2026-05-15 — Dev compose: surface host az login to api/worker/beat

Motivation

The compose stack's api / worker / beat sidecars had no Azure credential at all: no ~/.azure, no az CLI on the image, no MSI endpoint. Every DefaultAzureCredential chain failed and /api/arm/subscriptions (plus every other /api/arm/* route) returned an empty list. From the SPA's perspective the discovery wizard looked broken — "구독을 못 찾는데?".

In production this never happens because the Container App injects the shared user-assigned MI id-elb-control. Locally there is no MI, so dev needs a different bridge.

User-facing change

  • Subscription discovery now works in the local compose stack as soon as the developer has az login'd on the host.
  • Dashboard wizard surfaces the host's subscriptions / RGs / storage accounts / ACRs without any extra setup beyond az login.

API / IaC diff summary

  • api/Dockerfile — added an opt-in dev stage on top of runtime: installs azure-cli (~100 MB) via the Microsoft apt repo, stays as root so the bind-mounted host ~/.azure (owned by uid 1000) is fully readable/writable.
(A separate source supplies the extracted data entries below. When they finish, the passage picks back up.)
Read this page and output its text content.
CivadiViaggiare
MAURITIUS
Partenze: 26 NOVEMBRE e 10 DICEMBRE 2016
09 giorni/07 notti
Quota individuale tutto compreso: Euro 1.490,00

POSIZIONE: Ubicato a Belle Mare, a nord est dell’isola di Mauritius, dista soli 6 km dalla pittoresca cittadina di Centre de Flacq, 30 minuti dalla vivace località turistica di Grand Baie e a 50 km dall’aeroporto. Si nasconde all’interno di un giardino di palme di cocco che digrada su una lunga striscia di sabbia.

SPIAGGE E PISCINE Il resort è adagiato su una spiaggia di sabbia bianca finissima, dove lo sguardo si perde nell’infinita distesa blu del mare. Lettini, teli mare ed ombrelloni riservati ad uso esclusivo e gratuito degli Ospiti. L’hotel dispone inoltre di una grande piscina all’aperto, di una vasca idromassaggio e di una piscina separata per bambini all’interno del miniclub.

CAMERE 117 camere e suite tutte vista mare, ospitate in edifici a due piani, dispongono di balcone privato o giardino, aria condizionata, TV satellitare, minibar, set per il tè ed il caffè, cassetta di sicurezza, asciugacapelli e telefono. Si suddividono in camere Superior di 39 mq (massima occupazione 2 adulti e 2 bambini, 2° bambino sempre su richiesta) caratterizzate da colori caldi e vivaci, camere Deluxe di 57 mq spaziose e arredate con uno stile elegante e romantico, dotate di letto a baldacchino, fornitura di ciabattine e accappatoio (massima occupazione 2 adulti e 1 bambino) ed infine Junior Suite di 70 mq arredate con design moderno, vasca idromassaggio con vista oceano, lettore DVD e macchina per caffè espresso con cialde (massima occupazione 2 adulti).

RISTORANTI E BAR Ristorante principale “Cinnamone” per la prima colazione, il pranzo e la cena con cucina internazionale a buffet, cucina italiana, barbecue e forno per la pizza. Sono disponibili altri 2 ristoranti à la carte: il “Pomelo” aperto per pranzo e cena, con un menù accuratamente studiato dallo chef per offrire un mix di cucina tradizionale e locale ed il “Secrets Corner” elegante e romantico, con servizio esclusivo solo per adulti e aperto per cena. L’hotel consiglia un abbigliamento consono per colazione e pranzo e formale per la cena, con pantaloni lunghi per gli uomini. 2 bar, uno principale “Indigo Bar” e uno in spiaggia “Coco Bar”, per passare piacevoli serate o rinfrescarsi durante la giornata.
Production images still build the runtime stage and stay slim — nothing in the prod image changed.
  • scripts/dev/docker-compose.full.yml — api / worker / beat now build with target: dev, and each mounts the developer's ~/.azure at /root/.azure (RW, not RO — az CLI rewrites versionCheck.json / extensionIndex.json on every invoke and an RO mount makes every az call fail). AZURE_CONFIG_DIR=/root/.azure is set on api so the cred chain finds the cache.

No production Bicep changed; this is dev-only ergonomics.

Trade-offs / safety notes

  • The dev container can write to the host's ~/.azure (token refresh, version markers). That is by design — RO breaks az itself and the developer is using their own machine.
  • Token refresh inside the container happens against the same cache the host uses, so the host's az login stays valid afterwards.
  • target: dev is opt-in via compose; azd / production builds still resolve the runtime stage (no az CLI shipped to prod).

Validation evidence

$ docker exec elb-control-local-api-1 az account show \
    --query '{name:name, id:id, tenantId:tenantId}'
{
  "id": "b052302c-4c8d-49a4-aa2f-9d60a7301a80",
  "name": "ME-MngEnvMCAP132261-moonchoi-1",
  "tenantId": "78716814-cb3c-4b74-8fa8-0688dbd41ec3"
}

$ curl -fsS http://127.0.0.1:18080/api/arm/subscriptions
[{"subscriptionId":"b052302c-4c8d-49a4-aa2f-9d60a7301a80",
  "displayName":"ME-MngEnvMCAP132261-moonchoi-1",
  "state":"Enabled",
  "tenantId":"78716814-cb3c-4b74-8fa8-0688dbd41ec3"}]

Backend pytest: 120 passed in 10.86s (no regression).

Companion frontend fix (same session)

web/src/pages/Dashboard.tsx — added a small effect so that if /api/arm/subscriptions resolves successfully but with [], the wizard opens immediately instead of spinning forever on "Discovering existing BLAST workspaces…". This complements the compose fix: if the host has no az login (or the login has no subscriptions), the SPA still drops the user into the manual-entry path instead of hanging.

useEffect(() => {
  if (!needsDiscovery) return;
  if (subsQuery.isSuccess && (subsQuery.data?.length ?? 0) === 0) {
    setDiscoveryDone(true);
    setShowWizard(true);
  }
}, [needsDiscovery, subsQuery.isSuccess, subsQuery.data]);

npm run build clean.